What can you do to help?
Thought records enable you to look more closely at what is occurring for you and provide a rational approach to thoughts that can be quite irrational. Please click on the example below and feel free to print off and have a try yourself.
Noting is another way of handling the thought process. Quiet times can trigger a multitude of negative thoughts- if you can sit undisturbed and rather than engage yourself in the thought, just simply note it a thought or as a feeling (if one is present) then it can prevent you becoming caught up in the negativity. Simply label what comes up for you as ‘Thought or Feeling’. You become more of an observer of your mind than a character and it helps distance the negativity. It takes practice- keep trying. It takes 6 weeks to form a habit!

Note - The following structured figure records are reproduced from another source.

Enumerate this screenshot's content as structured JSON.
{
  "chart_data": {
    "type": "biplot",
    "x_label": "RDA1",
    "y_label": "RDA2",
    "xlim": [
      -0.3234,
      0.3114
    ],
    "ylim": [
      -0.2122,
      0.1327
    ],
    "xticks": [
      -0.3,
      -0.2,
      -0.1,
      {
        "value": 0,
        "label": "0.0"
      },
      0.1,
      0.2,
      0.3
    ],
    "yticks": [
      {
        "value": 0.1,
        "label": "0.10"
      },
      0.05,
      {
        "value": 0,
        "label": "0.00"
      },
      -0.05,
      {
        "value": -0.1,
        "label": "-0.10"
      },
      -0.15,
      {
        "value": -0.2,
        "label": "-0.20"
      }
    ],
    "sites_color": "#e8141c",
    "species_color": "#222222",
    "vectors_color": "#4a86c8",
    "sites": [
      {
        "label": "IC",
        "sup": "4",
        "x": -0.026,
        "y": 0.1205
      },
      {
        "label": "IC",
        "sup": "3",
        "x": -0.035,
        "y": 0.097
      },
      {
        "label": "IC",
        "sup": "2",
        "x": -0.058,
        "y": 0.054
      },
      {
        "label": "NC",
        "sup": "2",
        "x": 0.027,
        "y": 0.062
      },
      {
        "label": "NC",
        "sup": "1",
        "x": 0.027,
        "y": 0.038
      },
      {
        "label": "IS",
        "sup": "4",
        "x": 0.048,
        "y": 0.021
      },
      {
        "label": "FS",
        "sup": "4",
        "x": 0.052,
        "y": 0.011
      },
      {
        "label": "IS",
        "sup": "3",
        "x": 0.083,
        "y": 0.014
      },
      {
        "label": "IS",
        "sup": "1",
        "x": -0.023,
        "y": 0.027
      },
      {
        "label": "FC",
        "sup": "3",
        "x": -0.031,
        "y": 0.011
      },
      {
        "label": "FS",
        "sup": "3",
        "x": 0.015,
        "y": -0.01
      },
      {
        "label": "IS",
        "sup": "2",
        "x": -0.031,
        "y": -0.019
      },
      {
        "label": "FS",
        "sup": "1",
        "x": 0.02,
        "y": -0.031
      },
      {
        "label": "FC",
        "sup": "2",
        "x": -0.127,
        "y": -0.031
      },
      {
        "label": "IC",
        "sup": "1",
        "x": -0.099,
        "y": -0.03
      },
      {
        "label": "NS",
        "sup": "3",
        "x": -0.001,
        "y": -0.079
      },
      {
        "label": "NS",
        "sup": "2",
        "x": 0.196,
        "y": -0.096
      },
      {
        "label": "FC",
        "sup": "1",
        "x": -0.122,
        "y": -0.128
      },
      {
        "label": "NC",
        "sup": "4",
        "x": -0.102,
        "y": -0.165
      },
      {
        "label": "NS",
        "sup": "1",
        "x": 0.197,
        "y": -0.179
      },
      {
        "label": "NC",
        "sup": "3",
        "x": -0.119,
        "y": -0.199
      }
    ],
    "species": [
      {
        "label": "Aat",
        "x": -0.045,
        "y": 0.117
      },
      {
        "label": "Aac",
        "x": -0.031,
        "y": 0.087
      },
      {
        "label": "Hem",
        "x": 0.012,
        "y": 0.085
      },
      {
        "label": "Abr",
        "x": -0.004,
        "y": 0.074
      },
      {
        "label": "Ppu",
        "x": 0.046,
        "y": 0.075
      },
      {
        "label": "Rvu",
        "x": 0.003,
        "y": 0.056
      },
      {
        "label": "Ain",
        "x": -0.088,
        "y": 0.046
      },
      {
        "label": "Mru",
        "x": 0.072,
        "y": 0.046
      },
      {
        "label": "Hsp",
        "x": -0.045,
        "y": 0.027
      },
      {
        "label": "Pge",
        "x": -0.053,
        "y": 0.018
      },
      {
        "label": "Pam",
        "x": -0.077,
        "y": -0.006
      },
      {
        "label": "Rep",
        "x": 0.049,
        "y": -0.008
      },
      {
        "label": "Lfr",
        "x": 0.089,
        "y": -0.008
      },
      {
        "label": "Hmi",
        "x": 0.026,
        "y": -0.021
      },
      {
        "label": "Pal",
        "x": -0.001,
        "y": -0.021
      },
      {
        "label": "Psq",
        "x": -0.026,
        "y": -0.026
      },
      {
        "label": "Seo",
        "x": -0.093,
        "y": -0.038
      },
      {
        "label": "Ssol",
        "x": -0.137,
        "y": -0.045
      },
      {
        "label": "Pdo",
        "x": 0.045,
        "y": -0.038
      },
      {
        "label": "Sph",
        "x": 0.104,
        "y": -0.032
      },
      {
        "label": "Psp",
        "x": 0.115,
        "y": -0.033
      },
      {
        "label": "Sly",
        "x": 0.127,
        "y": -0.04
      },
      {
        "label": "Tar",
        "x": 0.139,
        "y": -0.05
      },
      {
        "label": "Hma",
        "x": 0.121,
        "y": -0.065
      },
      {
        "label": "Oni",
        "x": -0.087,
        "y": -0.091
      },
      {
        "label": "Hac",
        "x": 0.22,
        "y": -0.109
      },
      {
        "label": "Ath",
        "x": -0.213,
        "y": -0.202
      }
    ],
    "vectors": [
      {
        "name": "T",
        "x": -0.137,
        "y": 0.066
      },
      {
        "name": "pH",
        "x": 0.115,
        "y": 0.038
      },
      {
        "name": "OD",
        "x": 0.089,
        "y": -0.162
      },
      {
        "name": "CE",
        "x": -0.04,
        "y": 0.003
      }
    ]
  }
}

Journaling some people can write all day long about what they think or dreamt about, others find it very difficult to even put pen to paper. Find what is best for you and keep it handy- this could be Post It notes, a small pad, a diary or a large note book. For those of you that struggle here are some tips on journaling:
- Draw a picture if you can’t write about it
- Write one or two words that sum up how you feel about you or your day
- What made you happy today?
- What would you like to change in your life?
- Set up columns that you wish to fill in- these could be: happy, sad, goals, improvements, needs work etc… if you keep these columns for a few weeks or even a month you will be able to see movements in your columns showing progress.
- If you want to focus on more positive things in the midst of the negativity, then turn your notebook in to a gratitude diary- only writing things that you are grateful for that day.